I finished a reread of “Nova”, a novel that I have considered one of my favorites since I read it in 1975 or 1976. I paid the $1.50 for it then because I liked the cover–a spaceship sputtering over a barren alien landscape on which a spaceship, marked with “USA”, had crashed. The image turned out to have nothing to do with the book. However, I enjoyed the story and it is one of only a handful of books that I have kept from those years. It never stayed long in a box. As soon as I had a shelf to put books on, it was there. I always considered it one of my favorites, but I never reread it until August 2021.
The captain, who is head of an ultra-wealthy family, obsesses over a way to upset the balance of power in the galaxy. He assembles a crew, almost by chance, to help him on his mission. It’s a race because there is a generations-long rivalry between his family and another. It’s personal because the current generations know each other well. They’re frenemies.
As a teenager, I took it as a quest story, set over 1,000 years in the future, with a cast of strange characters and even stranger settings. Some of the premises about the natural world haven’t held up but Delaney was vague enough with descriptions of technologies to give them staying power, and they’re still vague.

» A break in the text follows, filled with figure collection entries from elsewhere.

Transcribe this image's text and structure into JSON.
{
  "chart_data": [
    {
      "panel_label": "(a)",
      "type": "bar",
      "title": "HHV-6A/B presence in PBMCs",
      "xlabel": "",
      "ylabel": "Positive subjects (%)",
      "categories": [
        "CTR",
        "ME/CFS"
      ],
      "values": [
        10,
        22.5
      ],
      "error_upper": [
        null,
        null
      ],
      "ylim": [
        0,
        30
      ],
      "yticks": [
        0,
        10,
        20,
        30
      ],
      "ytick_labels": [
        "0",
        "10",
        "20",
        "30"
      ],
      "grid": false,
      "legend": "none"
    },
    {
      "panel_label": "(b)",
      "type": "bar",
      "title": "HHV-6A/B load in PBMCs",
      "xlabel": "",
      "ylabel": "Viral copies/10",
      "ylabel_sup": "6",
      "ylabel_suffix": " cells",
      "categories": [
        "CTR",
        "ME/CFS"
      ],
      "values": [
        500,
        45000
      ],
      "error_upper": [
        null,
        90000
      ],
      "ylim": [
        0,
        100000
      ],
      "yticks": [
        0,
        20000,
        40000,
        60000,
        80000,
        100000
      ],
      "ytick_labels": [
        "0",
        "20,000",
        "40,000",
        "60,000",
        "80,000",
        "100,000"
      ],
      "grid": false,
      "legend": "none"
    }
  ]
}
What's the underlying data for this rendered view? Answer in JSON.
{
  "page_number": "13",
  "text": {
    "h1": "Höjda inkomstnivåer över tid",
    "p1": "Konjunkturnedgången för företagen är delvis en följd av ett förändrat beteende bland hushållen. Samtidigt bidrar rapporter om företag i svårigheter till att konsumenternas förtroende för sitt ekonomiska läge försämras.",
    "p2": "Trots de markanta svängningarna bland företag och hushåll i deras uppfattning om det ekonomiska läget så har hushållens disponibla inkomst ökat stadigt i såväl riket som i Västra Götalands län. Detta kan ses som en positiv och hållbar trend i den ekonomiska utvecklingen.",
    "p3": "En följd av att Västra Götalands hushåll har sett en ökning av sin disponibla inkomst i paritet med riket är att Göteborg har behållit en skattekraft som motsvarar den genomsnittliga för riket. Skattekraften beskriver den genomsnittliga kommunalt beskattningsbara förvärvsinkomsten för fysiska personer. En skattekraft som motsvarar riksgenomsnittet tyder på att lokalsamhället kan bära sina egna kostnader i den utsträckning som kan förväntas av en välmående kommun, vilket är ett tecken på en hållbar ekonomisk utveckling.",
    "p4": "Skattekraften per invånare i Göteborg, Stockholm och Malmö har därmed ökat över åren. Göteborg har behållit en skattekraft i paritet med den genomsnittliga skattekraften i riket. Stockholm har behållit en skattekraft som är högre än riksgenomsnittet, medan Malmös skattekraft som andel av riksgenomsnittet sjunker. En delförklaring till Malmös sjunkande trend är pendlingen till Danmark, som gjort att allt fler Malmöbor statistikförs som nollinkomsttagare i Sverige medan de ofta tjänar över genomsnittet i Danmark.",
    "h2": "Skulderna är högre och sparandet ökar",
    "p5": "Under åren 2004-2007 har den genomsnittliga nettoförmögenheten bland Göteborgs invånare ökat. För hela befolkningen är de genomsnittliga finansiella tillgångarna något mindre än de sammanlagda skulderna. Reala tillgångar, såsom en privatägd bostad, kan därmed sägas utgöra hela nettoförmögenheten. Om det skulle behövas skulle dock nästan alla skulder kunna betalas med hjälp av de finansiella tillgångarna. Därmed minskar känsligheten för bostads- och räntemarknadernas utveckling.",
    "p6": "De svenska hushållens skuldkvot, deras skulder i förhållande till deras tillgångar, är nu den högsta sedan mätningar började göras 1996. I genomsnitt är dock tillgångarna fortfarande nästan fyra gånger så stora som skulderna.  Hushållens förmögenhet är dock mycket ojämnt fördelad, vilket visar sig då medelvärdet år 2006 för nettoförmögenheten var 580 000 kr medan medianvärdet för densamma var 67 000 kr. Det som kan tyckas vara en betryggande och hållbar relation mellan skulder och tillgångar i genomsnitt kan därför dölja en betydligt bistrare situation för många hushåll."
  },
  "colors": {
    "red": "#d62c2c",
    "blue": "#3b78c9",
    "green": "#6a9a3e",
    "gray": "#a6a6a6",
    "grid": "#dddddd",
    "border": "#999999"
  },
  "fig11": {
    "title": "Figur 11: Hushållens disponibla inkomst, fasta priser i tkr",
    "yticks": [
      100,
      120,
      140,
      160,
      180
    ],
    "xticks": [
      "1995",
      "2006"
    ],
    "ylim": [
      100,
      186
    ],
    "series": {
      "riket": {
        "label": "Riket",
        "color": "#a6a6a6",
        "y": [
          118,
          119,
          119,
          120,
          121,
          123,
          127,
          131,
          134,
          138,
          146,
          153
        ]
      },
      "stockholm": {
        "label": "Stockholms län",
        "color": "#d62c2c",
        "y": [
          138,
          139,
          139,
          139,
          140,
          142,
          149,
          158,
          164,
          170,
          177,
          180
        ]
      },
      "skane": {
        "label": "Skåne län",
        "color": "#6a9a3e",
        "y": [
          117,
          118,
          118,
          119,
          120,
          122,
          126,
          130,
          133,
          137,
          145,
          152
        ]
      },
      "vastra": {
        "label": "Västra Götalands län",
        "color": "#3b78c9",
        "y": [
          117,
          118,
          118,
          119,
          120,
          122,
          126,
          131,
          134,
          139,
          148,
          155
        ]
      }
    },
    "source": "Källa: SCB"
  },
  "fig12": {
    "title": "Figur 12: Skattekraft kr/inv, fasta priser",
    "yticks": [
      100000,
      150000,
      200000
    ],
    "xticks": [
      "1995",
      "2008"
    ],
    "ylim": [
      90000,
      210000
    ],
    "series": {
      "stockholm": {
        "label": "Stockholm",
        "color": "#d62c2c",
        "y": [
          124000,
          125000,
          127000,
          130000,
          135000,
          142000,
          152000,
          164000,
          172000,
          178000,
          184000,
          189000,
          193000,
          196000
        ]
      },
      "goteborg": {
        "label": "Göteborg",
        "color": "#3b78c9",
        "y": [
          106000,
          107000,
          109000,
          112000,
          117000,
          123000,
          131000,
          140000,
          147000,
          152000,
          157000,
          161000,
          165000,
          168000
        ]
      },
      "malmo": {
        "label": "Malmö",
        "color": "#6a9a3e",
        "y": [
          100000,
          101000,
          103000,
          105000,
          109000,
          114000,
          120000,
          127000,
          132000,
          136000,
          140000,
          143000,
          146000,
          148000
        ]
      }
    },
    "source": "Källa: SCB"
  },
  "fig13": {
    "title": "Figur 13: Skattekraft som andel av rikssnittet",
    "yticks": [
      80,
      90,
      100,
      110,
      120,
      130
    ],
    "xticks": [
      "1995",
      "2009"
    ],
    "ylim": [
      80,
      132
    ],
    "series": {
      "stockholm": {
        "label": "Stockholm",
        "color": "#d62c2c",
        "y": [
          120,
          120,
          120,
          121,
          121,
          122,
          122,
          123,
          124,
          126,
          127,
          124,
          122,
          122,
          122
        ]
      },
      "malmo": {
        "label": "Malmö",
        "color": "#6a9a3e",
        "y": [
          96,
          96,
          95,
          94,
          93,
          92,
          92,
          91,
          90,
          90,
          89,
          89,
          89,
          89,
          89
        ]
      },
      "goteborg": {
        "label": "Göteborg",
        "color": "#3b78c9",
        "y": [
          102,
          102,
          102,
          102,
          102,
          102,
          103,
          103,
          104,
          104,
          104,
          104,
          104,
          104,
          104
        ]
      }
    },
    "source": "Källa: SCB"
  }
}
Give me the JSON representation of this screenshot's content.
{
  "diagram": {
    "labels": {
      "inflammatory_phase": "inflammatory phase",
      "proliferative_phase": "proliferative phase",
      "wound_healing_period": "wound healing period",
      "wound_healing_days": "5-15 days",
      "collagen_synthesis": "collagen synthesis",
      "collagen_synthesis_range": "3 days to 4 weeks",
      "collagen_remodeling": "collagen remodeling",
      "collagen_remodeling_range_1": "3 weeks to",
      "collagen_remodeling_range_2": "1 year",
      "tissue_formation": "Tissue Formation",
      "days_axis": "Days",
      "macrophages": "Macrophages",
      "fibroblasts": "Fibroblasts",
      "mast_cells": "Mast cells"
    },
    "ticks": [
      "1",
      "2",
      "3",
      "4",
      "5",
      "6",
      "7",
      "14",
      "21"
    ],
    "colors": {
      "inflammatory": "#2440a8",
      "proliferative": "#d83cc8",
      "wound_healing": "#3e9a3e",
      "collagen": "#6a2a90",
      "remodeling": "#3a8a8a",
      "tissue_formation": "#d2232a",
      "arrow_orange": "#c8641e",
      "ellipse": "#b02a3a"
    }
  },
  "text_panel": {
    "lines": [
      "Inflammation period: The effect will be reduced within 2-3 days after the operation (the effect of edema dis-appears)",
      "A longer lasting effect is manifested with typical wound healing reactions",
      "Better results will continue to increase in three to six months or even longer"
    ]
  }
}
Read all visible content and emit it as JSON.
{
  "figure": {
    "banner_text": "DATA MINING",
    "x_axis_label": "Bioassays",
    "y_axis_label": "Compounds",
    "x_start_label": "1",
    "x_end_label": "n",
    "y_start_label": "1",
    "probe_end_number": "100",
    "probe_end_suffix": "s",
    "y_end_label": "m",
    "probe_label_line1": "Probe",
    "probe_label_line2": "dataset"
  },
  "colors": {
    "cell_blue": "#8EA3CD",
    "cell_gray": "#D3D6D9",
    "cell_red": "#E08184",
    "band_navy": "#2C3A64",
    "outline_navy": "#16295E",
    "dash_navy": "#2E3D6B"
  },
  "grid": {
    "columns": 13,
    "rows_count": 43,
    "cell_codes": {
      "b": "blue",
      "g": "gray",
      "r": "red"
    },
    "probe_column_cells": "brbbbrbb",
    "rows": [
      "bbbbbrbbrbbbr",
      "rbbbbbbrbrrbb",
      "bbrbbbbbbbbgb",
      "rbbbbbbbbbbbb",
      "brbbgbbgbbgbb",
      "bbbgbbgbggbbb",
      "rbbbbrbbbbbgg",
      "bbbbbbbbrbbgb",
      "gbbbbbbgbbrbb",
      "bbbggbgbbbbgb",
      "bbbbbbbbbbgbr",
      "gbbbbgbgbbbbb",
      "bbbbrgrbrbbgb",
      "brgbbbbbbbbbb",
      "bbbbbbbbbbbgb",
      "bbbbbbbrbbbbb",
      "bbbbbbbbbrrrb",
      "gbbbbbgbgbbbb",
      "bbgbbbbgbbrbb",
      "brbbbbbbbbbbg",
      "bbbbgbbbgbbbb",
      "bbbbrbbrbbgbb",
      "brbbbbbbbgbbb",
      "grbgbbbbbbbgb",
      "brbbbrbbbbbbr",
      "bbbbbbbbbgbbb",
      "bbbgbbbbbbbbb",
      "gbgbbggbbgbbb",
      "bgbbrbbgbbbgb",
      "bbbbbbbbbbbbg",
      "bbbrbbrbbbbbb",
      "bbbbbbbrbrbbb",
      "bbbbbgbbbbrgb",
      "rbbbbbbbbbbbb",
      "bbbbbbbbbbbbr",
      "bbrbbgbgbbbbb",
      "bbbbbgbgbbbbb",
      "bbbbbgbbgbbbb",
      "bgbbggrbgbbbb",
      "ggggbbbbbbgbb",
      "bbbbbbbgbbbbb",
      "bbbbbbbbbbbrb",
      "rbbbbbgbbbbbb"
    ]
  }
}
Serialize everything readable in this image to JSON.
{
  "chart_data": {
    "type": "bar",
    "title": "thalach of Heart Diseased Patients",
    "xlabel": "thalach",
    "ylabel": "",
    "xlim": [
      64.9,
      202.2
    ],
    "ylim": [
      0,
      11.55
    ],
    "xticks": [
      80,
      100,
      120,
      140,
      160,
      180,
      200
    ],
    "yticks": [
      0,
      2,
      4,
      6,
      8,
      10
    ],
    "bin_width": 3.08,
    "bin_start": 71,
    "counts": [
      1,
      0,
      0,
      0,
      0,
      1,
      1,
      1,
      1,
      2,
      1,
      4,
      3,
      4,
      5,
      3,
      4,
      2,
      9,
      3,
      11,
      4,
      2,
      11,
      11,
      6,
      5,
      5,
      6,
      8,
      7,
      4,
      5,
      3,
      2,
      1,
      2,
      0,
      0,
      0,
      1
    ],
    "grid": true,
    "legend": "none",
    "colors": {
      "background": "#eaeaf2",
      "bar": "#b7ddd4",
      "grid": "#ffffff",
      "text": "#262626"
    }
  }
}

I think the work made such a strong impression on me because of those vividly described fantastic settings on various planets, moons, and spaceships. I also found interesting the juxtaposition of the ultra high-tech, such as space flight and communications and human-computer interfaces, with the ultra low-tech, such as apparel, footwear, and cooking fish in Istanbul. And finally, it’s no Star Trek in which all material needs have been provided for and institutions are governed by noble ideals. People are just people as they are now and they’re still as “colorful”. Somehow these things made a big impression on my teenage mind.
As an adult, the novel still has all those adventure aspects to me but I also see it now as a novel about writing a novel. The captain represents the idea that motivates the work, the obsession that enables him to finish it. The Mouse, another character, has led a dodgy life rich in experiences that provide material for the work. The character Katin, who is making notes about writing a novel, is the writer himself, who wants to write but doesn’t know what he has to say. He’s swept up by the idea as Katin is invested emotionally in the captain’s quest and he wants to tap into the experiences of The Mouse to write about. All three of these characters realize things about themselves and others in the course of the story.
Maybe. Or maybe it’s just an adventure and I was a teenager. As David Hartwell told me, “The Golden Age of anything was when you were fifteen.”